Nganjuk,Wartapanjalu.com- Perjalanan kereta api di wilayah Daerah Operasi 7 Madiun dipastikan aman dan normal pasca insiden temperan yang melibatkan KA 274 Kahuripan relasi Kiaracondong – Blitar, Sabtu (22/8/2026) pagi.
Insiden terjadi di petak jalan antara Kertosono – Blitar, tepatnya di KM 115+3/2 jalur hulu, sekitar sinyal masuk Stasiun Sukomoro, Kabupaten Nganjuk. Korban adalah seorang laki-laki yang tertemper kereta pada pukul 10.11 WIB.
Manager Humas KAI Daop 7 Madiun, Tohari, mengonfirmasi bahwa pihaknya langsung bergerak cepat setelah menerima laporan dari masinis KA 274 Kahuripan.
Kronologi Kejadian di Sinyal Masuk Sukomoro
Peristiwa bermula saat KA Kahuripan melintas di jalur hulu menjelang masuk Stasiun Sukomoro. Masinis melaporkan adanya temperan dengan seseorang di sekitar jalur.
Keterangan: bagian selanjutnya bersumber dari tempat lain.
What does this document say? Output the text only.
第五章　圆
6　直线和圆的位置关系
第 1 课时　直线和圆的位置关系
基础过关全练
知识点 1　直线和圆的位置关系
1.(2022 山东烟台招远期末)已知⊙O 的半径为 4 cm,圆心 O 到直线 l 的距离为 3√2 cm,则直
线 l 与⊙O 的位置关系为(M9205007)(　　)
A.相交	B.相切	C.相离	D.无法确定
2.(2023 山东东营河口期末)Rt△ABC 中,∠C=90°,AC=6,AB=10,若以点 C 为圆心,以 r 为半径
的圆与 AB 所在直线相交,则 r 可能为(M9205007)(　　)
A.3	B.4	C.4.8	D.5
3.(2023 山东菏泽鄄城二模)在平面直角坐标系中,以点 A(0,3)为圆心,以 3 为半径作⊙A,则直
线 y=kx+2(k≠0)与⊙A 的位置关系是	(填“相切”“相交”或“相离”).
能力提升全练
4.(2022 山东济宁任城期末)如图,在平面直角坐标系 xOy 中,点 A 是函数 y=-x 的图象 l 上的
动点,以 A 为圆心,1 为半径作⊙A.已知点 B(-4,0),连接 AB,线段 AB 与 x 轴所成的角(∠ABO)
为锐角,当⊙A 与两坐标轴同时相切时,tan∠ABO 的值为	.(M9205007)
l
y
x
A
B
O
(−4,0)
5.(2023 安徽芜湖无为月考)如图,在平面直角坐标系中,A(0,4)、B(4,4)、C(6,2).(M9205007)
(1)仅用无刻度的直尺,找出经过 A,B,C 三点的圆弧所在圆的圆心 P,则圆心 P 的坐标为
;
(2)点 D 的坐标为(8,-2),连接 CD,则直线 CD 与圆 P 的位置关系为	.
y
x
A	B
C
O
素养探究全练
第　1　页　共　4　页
“Setelah menerima laporan dari masinis KA 274 Kahuripan, KAI Daop 7 Madiun langsung melakukan koordinasi dengan PPKA Stasiun Sukomoro, petugas pengamanan, serta pihak terkait untuk memastikan kondisi sarana dan jalur,” ujar Tohari.
Masinis kemudian melakukan pemeriksaan menyeluruh terhadap rangkaian kereta. Hasilnya, kondisi sarana KA 274 dinyatakan aman dan laik untuk melanjutkan perjalanan.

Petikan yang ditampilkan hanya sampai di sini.